Many food and supplements, such as vitamins, omega-3 fatty acids, polyphenols, extracts, coffee, have been suggested to prevent cognitive decline during ageing. However, scientific evidence is often limited to cells, animals or associations in human observational studies. Long-term randomised clinical trials are challenging due to the gradual nature of ageing. Additionally, whole diets such as the Mediterranean diet or the Mediterranean- DASH Diet Intervention for Neurodegenerative Delay (MIND) diet, have shown promising results in preventing cognitive ageing.
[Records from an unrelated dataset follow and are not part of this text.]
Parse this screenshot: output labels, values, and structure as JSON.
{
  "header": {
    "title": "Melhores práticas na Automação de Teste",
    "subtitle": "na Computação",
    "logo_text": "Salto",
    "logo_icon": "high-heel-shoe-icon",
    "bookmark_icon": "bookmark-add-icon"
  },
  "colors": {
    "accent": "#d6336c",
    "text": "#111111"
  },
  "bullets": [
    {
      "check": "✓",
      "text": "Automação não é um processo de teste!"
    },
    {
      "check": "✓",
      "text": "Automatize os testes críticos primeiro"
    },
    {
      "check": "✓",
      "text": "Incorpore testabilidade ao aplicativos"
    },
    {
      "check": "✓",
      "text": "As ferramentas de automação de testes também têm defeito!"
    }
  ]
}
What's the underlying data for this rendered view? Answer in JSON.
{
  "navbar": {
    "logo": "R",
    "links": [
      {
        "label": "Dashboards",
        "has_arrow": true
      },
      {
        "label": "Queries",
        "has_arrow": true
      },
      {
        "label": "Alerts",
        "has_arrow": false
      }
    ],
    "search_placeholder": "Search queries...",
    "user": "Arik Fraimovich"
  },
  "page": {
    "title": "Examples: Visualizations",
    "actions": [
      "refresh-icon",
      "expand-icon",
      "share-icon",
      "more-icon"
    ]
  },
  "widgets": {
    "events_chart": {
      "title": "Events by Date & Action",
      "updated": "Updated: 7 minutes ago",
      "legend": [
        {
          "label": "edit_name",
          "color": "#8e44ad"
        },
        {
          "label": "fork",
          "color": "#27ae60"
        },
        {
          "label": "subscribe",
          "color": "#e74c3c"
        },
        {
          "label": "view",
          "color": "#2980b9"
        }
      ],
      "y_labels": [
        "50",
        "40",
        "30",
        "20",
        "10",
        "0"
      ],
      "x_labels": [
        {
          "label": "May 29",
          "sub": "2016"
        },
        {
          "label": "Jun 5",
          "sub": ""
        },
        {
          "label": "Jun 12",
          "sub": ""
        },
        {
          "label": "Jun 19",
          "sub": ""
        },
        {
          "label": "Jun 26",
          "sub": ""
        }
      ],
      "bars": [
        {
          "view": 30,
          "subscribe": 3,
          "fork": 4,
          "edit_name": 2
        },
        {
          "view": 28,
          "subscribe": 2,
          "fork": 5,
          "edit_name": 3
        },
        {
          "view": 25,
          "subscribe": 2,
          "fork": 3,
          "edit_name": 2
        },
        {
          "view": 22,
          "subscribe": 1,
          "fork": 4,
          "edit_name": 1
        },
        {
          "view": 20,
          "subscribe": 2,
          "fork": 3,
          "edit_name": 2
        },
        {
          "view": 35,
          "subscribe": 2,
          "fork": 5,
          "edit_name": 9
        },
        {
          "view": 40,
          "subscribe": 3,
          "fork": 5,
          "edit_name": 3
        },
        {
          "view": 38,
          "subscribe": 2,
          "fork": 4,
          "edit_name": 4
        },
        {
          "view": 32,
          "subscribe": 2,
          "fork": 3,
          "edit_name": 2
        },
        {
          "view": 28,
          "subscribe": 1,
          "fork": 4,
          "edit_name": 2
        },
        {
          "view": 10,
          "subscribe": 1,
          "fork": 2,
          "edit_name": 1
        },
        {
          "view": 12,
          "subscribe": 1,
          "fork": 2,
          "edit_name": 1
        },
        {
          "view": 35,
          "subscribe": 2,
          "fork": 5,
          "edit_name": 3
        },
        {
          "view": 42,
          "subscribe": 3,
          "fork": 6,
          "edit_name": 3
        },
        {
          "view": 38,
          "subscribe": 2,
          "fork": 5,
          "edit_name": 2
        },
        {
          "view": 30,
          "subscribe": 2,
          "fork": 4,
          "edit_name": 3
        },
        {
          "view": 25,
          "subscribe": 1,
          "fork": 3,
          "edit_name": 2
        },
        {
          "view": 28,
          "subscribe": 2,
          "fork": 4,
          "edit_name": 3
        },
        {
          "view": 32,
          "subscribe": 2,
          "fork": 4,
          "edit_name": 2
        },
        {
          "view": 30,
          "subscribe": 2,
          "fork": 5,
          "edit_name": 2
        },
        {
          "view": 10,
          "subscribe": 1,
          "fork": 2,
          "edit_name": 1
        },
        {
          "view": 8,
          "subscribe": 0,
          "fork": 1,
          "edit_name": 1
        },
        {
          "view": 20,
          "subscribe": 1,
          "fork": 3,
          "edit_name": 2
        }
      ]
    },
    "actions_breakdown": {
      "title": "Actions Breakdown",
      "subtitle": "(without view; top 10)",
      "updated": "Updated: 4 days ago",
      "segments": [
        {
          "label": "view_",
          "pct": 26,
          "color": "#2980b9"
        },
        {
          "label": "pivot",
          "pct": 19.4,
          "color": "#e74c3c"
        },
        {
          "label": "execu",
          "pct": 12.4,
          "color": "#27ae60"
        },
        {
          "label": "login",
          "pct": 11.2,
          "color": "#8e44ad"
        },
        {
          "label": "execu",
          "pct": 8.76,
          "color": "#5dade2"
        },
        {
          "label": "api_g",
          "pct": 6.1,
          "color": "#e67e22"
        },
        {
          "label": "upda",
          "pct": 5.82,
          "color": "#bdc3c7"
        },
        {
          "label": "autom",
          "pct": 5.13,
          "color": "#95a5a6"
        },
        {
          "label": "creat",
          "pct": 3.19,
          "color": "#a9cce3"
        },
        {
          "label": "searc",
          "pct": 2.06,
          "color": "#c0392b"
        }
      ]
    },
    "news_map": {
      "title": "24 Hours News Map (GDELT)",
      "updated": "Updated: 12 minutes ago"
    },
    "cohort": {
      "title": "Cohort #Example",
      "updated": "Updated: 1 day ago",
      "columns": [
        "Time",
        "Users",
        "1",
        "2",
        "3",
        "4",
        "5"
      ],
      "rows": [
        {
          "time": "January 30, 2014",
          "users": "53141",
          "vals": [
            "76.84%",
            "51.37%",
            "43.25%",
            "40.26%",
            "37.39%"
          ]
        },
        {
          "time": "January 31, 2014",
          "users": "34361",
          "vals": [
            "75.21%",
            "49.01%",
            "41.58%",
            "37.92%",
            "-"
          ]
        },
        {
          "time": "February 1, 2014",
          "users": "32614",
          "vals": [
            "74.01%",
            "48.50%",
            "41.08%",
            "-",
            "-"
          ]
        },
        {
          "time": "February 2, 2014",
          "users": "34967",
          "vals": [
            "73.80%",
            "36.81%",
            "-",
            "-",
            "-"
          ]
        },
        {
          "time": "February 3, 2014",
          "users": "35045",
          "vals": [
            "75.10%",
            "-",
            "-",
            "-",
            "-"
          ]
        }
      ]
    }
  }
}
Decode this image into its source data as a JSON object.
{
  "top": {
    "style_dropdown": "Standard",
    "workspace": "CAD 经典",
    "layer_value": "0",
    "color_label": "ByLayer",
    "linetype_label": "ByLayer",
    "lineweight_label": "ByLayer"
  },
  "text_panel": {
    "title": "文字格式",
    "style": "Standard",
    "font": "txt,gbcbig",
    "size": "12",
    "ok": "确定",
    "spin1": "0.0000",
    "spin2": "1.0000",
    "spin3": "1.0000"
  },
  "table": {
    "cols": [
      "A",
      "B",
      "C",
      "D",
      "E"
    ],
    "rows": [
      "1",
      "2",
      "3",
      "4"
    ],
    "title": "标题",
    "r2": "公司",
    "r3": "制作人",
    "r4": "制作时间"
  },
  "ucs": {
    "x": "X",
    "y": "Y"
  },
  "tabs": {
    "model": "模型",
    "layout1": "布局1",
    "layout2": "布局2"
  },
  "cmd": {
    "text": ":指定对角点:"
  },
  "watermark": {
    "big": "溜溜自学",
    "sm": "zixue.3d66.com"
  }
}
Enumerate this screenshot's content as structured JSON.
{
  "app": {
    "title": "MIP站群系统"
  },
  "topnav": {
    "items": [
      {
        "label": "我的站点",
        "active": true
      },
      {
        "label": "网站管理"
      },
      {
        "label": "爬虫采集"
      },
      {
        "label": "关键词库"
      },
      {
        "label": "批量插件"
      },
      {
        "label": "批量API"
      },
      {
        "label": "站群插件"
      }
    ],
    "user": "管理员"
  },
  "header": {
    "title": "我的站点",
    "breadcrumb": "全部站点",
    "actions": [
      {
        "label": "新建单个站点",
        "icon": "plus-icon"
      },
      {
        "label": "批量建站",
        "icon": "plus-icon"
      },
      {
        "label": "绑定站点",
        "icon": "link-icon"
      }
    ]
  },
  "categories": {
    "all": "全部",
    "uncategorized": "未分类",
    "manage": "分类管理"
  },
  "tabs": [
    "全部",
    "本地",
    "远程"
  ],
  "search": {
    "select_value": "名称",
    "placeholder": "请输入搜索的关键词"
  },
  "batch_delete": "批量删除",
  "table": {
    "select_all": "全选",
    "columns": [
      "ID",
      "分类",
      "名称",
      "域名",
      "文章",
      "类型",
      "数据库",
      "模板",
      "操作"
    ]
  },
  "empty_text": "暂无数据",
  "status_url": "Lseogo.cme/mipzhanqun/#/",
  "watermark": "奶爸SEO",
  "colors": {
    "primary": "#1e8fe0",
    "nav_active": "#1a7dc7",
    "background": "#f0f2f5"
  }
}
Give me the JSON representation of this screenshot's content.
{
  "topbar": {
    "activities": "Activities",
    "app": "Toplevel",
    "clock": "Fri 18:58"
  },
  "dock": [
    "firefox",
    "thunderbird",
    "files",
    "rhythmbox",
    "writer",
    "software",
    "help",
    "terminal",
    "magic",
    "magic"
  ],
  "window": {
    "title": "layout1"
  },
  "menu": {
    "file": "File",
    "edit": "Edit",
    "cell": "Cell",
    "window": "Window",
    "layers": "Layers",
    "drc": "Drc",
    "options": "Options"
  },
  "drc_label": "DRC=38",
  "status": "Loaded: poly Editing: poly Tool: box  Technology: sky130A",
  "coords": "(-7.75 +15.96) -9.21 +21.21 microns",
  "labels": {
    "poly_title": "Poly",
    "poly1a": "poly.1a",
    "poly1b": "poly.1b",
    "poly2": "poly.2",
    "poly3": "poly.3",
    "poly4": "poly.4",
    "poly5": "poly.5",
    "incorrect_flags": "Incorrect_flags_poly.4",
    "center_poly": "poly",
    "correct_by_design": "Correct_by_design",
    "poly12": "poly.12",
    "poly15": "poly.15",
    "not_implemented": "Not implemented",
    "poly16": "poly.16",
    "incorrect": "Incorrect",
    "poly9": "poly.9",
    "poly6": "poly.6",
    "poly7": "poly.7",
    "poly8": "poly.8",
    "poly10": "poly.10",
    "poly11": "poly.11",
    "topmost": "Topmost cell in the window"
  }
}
Overall, combining healthy eating with physical activity, mental stimulation, and social interactions is crucial for promoting brain health.

ASTAR Prof Jeroen SchmittProf Schmitt (front row in dark blue) with his team members from A*STAR’s SICS and SIFBI

4) What keeps you motivated in your career?

I find great joy in working and engaging with people who come from diverse perspectives, backgrounds, and expertise. Collaborating with them to pursue the same goal greatly motivates me. I enjoy working with the younger generation, helping them grow and gaining experience and confidence.

I actively seek out new challenges and explore uncharted areas of research. The realisation that there is so much more exciting science to look forward to is very stimulating and motivating.

5) What is the most valuable life lesson from your career so far?

Step out of your comfort zone as this will provide you great rewards and foster personal and professional growth. Working in new environment, embracing unfamiliar terrain has enriched me both as an individual and professional. If you are guided by fear of the unknown, you may miss out on so many amazing experiences. My advice for someone keen to embark on research is to find yourself a stimulating and supportive work environment, a place where you can learn from your supervisors, mentors, be challenged and be allowed to make mistakes.